In John 10.22, almost two hundred years later, mention is made of the Feast of Dedication. At that time, one part of the festival included the reading of a portion of Scripture that reminded the people of the unfaithful rulers of the past and the God who would watch over His people. The passage that was read came from the prophet Ezekiel
Ezekiel 34:1-11 The word of the LORD came to me: ‘Son of man, prophesy against the shepherds of Israel’; prophesy and say to them: ‘This is what the Sovereign LORD says: Woe to the shepherds of Israel who only take care of themselves!’ Should not shepherds take care of the flock? You eat the curds, clothe yourselves with the wool and slaughter the choice animals, but you do not take care of the flock. You have not strengthened the weak or healed the sick or bound up the injured. You have not brought back the strays or searched for the lost. You have ruled them harshly and brutally. So they were scattered because there was no shepherd, and when they were scattered they became food for all the wild animals. My sheep wandered over all the mountains and on every high hill. They were scattered over the whole earth, and no one searched or looked for them. “‘Therefore, you shepherds, hear the word of the LORD: As surely as I live, declares the Sovereign LORD, because my flock lacks a shepherd and so has been plundered and has become food for all the wild animals, and because my shepherds did not search for my flock but cared for themselves rather than for my flock, therefore, O shepherds, hear the word of the LORD: This is what the Sovereign LORD says: I am against the shepherds and will hold them accountable for my flock. I will remove them from tending the flock so that the shepherds can no longer feed themselves. I will rescue my flock from their mouths, and it will no longer be food for them.”`For this is what the Sovereign LORD says: I myself will search for my sheep and look after them'”

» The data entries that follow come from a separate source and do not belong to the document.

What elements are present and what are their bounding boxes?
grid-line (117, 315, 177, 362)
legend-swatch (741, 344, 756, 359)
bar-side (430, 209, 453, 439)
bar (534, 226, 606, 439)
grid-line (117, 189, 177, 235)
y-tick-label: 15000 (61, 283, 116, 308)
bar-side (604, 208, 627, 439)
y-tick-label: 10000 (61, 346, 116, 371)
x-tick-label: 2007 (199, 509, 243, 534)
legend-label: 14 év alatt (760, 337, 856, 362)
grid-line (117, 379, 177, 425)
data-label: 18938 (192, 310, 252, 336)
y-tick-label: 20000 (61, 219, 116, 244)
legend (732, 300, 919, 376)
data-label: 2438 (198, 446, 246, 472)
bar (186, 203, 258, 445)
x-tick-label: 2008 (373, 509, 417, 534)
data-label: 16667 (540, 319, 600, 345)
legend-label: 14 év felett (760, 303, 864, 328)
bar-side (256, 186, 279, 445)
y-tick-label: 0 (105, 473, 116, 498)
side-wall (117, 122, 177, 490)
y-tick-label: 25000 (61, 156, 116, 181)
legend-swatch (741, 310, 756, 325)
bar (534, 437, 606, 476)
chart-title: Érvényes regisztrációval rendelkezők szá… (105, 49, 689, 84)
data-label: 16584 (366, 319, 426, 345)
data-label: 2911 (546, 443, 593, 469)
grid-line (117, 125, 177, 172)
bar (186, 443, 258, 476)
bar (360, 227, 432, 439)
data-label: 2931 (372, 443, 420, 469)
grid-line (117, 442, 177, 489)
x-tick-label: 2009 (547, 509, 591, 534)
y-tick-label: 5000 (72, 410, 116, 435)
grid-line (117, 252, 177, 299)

This, then, is the context for the incredible statements that Jesus made during the Feast of Dedication during His final winter on earth.

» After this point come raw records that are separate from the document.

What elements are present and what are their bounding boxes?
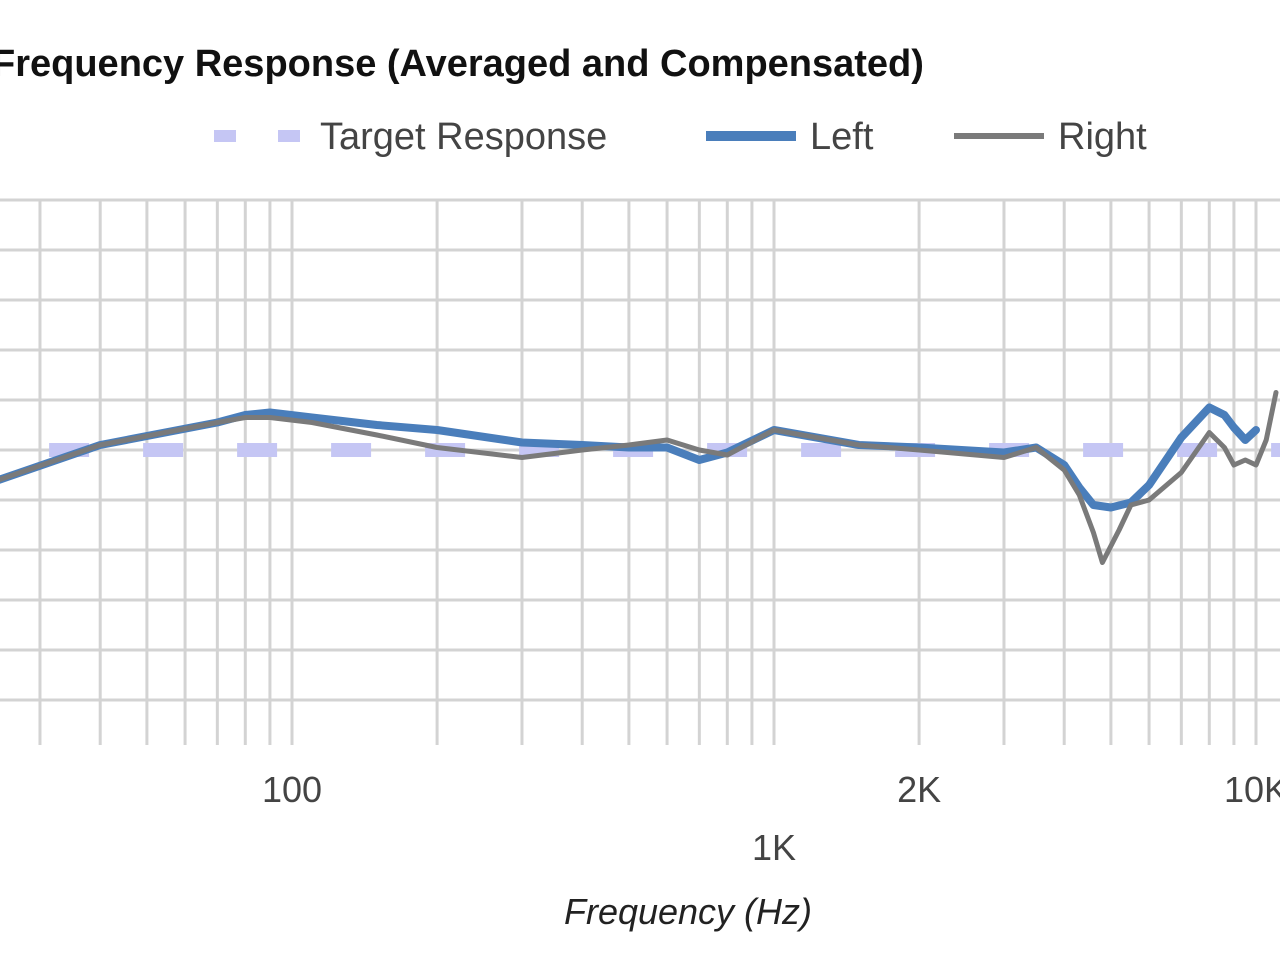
x-tick-labels: 100 1K 2K 10K bbox=[262, 769, 1280, 868]
legend-label-right: Right bbox=[1058, 116, 1147, 158]
x-tick-label: 2K bbox=[897, 769, 941, 810]
legend: Target Response Left Right bbox=[214, 116, 1147, 158]
grid bbox=[0, 198, 1280, 745]
x-tick-label: 100 bbox=[262, 769, 322, 810]
chart-title: Frequency Response (Averaged and Compens… bbox=[0, 43, 924, 85]
x-tick-label: 1K bbox=[752, 827, 796, 868]
series-layer bbox=[0, 390, 1280, 565]
legend-label-target: Target Response bbox=[320, 116, 607, 158]
x-axis-title: Frequency (Hz) bbox=[564, 891, 812, 932]
legend-item-right[interactable]: Right bbox=[954, 116, 1147, 158]
legend-item-target[interactable]: Target Response bbox=[214, 116, 607, 158]
series-line-right bbox=[0, 390, 1279, 565]
x-tick-label: 10K bbox=[1224, 769, 1280, 810]
legend-label-left: Left bbox=[810, 116, 874, 158]
legend-item-left[interactable]: Left bbox=[706, 116, 874, 158]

Against this backdrop Jesus declares, John 10.14-15, & 27-29 “I am the good shepherd; and I know My own, and My own know Me, even as the Father knows Me and I know the Father; and I lay down My life for the sheep . . . My sheep hear My voice, and I know them, and they follow Me; and I give eternal life to them, and they shall never perish; and no one shall snatch them out of My hand. My Father, who has given them to Me, is greater than all; and no one is able to snatch them out of the Father’s hand”.

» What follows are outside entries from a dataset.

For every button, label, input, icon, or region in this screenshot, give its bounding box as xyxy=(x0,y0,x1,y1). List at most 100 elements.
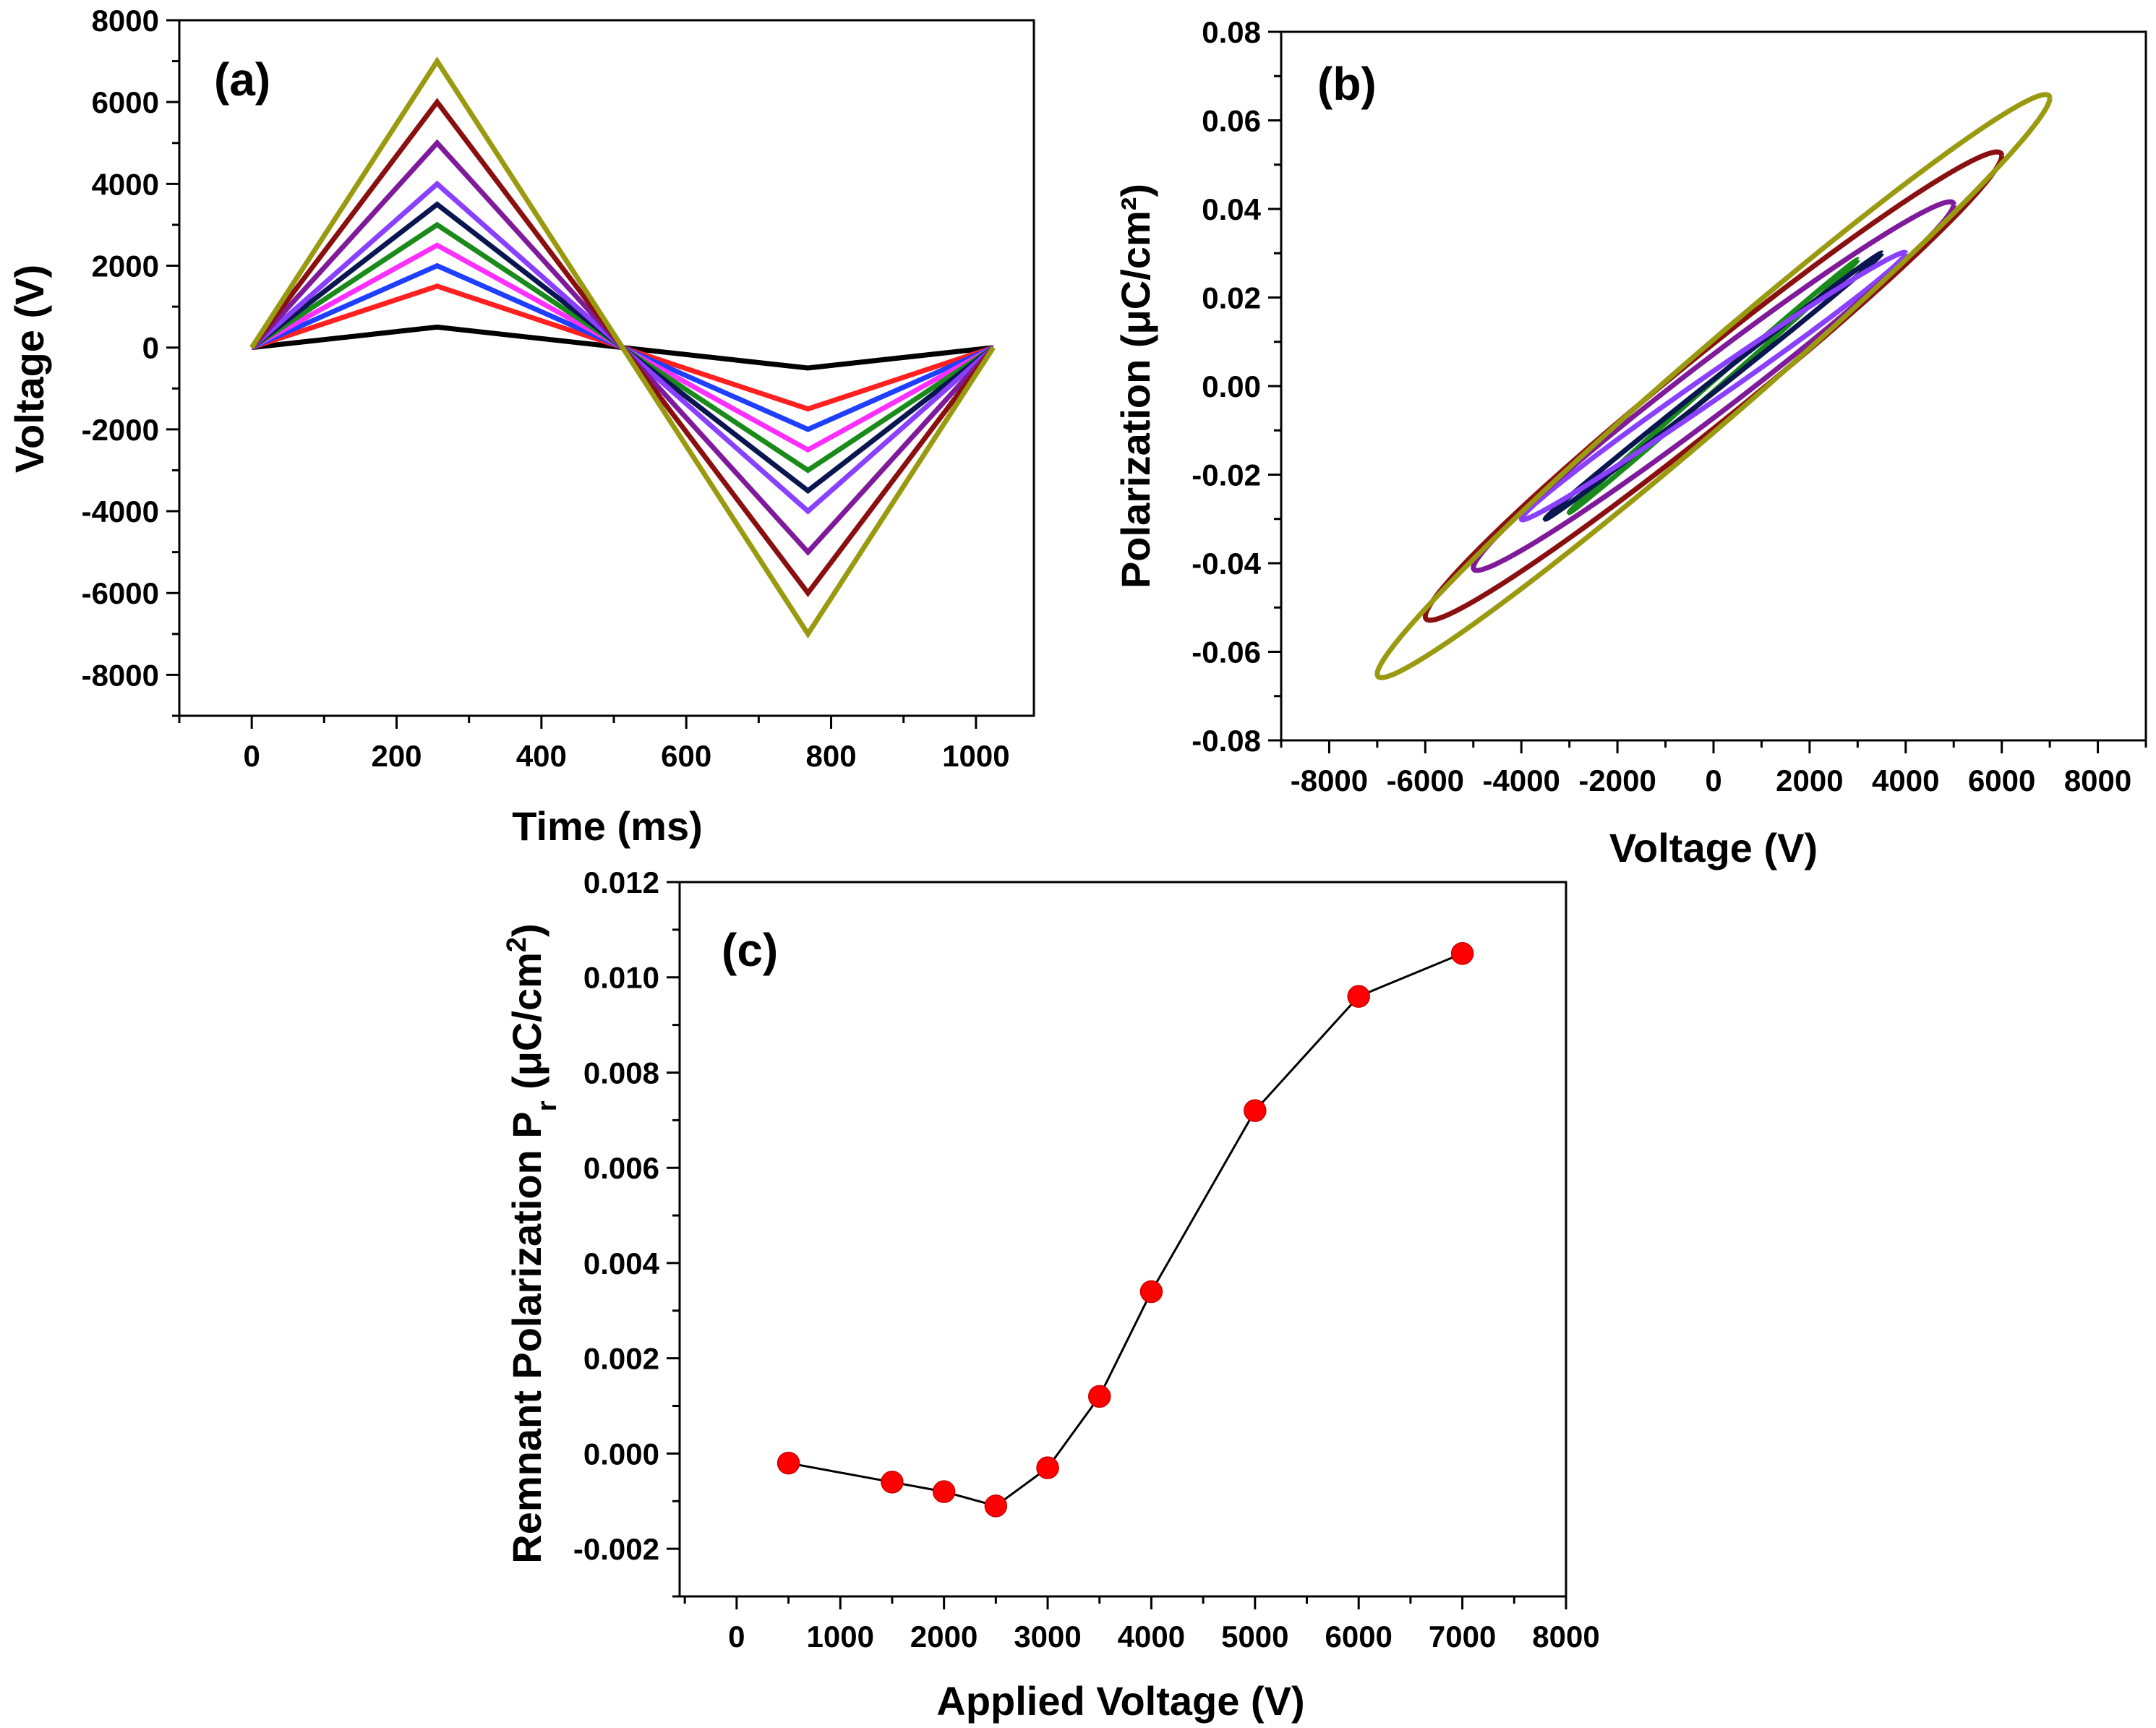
x-tick-label: 3000 xyxy=(1014,1620,1081,1654)
x-tick-label: 0 xyxy=(243,739,260,773)
x-tick-label: -6000 xyxy=(1387,764,1464,797)
pr-point-5000 xyxy=(1244,1099,1267,1122)
x-tick-label: 8000 xyxy=(2064,764,2131,797)
x-tick-label: 1000 xyxy=(807,1620,874,1654)
pr-connecting-line xyxy=(788,952,1463,1507)
y-tick-label: -0.002 xyxy=(573,1532,659,1566)
panel-c-y-title-sub: r xyxy=(532,1100,562,1111)
y-tick-label: 0.08 xyxy=(1202,15,1261,49)
panel-c-y-title-main: Remnant Polarization P xyxy=(504,1111,549,1563)
pr-point-3000 xyxy=(1036,1456,1059,1479)
pr-point-7000 xyxy=(1450,942,1474,965)
x-tick-label: 7000 xyxy=(1429,1620,1496,1654)
y-tick-label: 0.010 xyxy=(583,961,659,995)
pr-point-500 xyxy=(777,1451,800,1475)
y-tick-label: -2000 xyxy=(82,413,159,447)
y-tick-label: 0 xyxy=(142,331,159,365)
x-tick-label: -8000 xyxy=(1291,764,1368,797)
panel-c-y-title-unit: (μC/cm xyxy=(504,952,549,1100)
x-tick-label: 4000 xyxy=(1118,1620,1185,1654)
x-tick-label: 6000 xyxy=(1325,1620,1392,1654)
panel-a-voltage-vs-time: 0 200 400 600 800 1000 -8000 -6000 -4000 -2000 0 2… xyxy=(7,4,1035,849)
panel-b-x-tick-labels: -8000 -6000 -4000 -2000 0 2000 4000 6000 8000 xyxy=(1291,764,2132,797)
x-tick-label: 4000 xyxy=(1872,764,1939,797)
panel-b-polarization-vs-voltage: -8000 -6000 -4000 -2000 0 2000 4000 6000 8000 -0… xyxy=(1113,15,2147,871)
y-tick-label: 2000 xyxy=(92,249,159,283)
x-tick-label: 1000 xyxy=(942,739,1009,773)
panel-c-y-title-close: ) xyxy=(504,923,549,937)
x-tick-label: 8000 xyxy=(1532,1620,1599,1654)
y-tick-label: 0.006 xyxy=(583,1151,659,1185)
panel-b-x-axis-title: Voltage (V) xyxy=(1609,825,1818,871)
x-tick-label: 400 xyxy=(516,739,567,773)
panel-c-y-tick-labels: -0.002 0.000 0.002 0.004 0.006 0.008 0.010 0.01… xyxy=(573,865,660,1566)
y-tick-label: 0.002 xyxy=(583,1342,659,1376)
y-tick-label: 0.02 xyxy=(1202,281,1261,315)
panel-b-frame xyxy=(1280,30,2147,742)
y-tick-label: 0.00 xyxy=(1202,369,1261,403)
x-tick-label: 2000 xyxy=(1776,764,1843,797)
x-tick-label: 0 xyxy=(1705,764,1721,797)
x-tick-label: -2000 xyxy=(1578,764,1656,797)
panel-a-ticks xyxy=(166,19,978,729)
panel-a-x-axis-title: Time (ms) xyxy=(512,803,702,849)
y-tick-label: 0.000 xyxy=(583,1437,659,1471)
panel-b-ticks xyxy=(1268,30,2147,753)
loop-4000 xyxy=(1518,249,1909,523)
panel-b-series xyxy=(1374,92,2053,680)
x-tick-label: 6000 xyxy=(1968,764,2035,797)
panel-b-y-tick-labels: -0.08 -0.06 -0.04 -0.02 0.00 0.02 0.04 0.06 0.08 xyxy=(1192,15,1261,758)
y-tick-label: -0.06 xyxy=(1192,636,1261,670)
y-tick-label: 0.06 xyxy=(1202,104,1261,138)
pr-point-2500 xyxy=(984,1494,1008,1518)
pr-point-2000 xyxy=(932,1480,956,1503)
y-tick-label: 0.008 xyxy=(583,1056,659,1090)
panel-a-y-tick-labels: -8000 -6000 -4000 -2000 0 2000 4000 6000 8000 xyxy=(82,4,159,692)
x-tick-label: 200 xyxy=(371,739,422,773)
panel-c-ticks xyxy=(667,881,1567,1609)
panel-c-y-axis-title: Remnant Polarization Pr (μC/cm2) xyxy=(502,923,562,1563)
x-tick-label: 5000 xyxy=(1221,1620,1288,1654)
panel-c-series xyxy=(777,942,1474,1518)
panel-c-x-axis-title: Applied Voltage (V) xyxy=(936,1678,1304,1724)
panel-c-remnant-polarization: 0 1000 2000 3000 4000 5000 6000 7000 8000 -0.002… xyxy=(502,865,1600,1724)
y-tick-label: -0.02 xyxy=(1192,458,1261,492)
panel-c-label: (c) xyxy=(722,924,778,976)
loop-5000 xyxy=(1471,199,1956,573)
panel-a-label: (a) xyxy=(214,54,270,106)
panel-a-frame xyxy=(178,19,1035,717)
x-tick-label: 600 xyxy=(661,739,711,773)
pr-point-4000 xyxy=(1139,1280,1163,1304)
pr-point-6000 xyxy=(1347,985,1370,1008)
y-tick-label: 8000 xyxy=(92,4,159,38)
y-tick-label: -0.08 xyxy=(1192,724,1261,758)
y-tick-label: 4000 xyxy=(92,167,159,201)
y-tick-label: 6000 xyxy=(92,85,159,119)
panel-a-y-axis-title: Voltage (V) xyxy=(7,265,52,473)
loop-6000 xyxy=(1422,149,2005,623)
panel-a-x-tick-labels: 0 200 400 600 800 1000 xyxy=(243,739,1009,773)
x-tick-label: 0 xyxy=(728,1620,745,1654)
panel-b-label: (b) xyxy=(1317,58,1377,110)
panel-a-series xyxy=(249,56,996,639)
panel-c-frame xyxy=(678,881,1567,1598)
pr-point-3500 xyxy=(1087,1385,1111,1408)
y-tick-label: -4000 xyxy=(82,495,159,529)
y-tick-label: -0.04 xyxy=(1192,547,1261,581)
loop-3000 xyxy=(1566,257,1860,516)
y-tick-label: 0.004 xyxy=(583,1246,660,1280)
y-tick-label: -6000 xyxy=(82,576,159,610)
x-tick-label: 800 xyxy=(805,739,856,773)
panel-c-y-title-sup: 2 xyxy=(502,937,532,952)
panel-b-y-axis-title: Polarization (μC/cm²) xyxy=(1113,184,1158,589)
x-tick-label: -4000 xyxy=(1483,764,1560,797)
series-line-7000 xyxy=(249,56,996,639)
panel-c-x-tick-labels: 0 1000 2000 3000 4000 5000 6000 7000 8000 xyxy=(728,1620,1600,1654)
y-tick-label: -8000 xyxy=(82,658,159,692)
y-tick-label: 0.012 xyxy=(583,865,659,899)
x-tick-label: 2000 xyxy=(910,1620,978,1654)
loop-7000 xyxy=(1374,92,2053,680)
pr-point-1500 xyxy=(881,1471,904,1494)
y-tick-label: 0.04 xyxy=(1202,192,1261,226)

Jesus contrasted Himself with the unfaithful, corrupt shepherds of Israel’s past and declared Himself to be the True Shepherd of God’s people. In so doing, He established the standard for all subsequent shepherds of the people of God and described the responsibilities of leadership: to take care of the flock, to strengthen the weak, heal the sick, bind up the injured, bring back the strays, search for the lost; to rule gently and kindly, and to keep them from scattering and becoming vulnerable to the enemy.
Our Rabbi, Jesus the Christ, remains the Light of the world! Happy Hanukkah!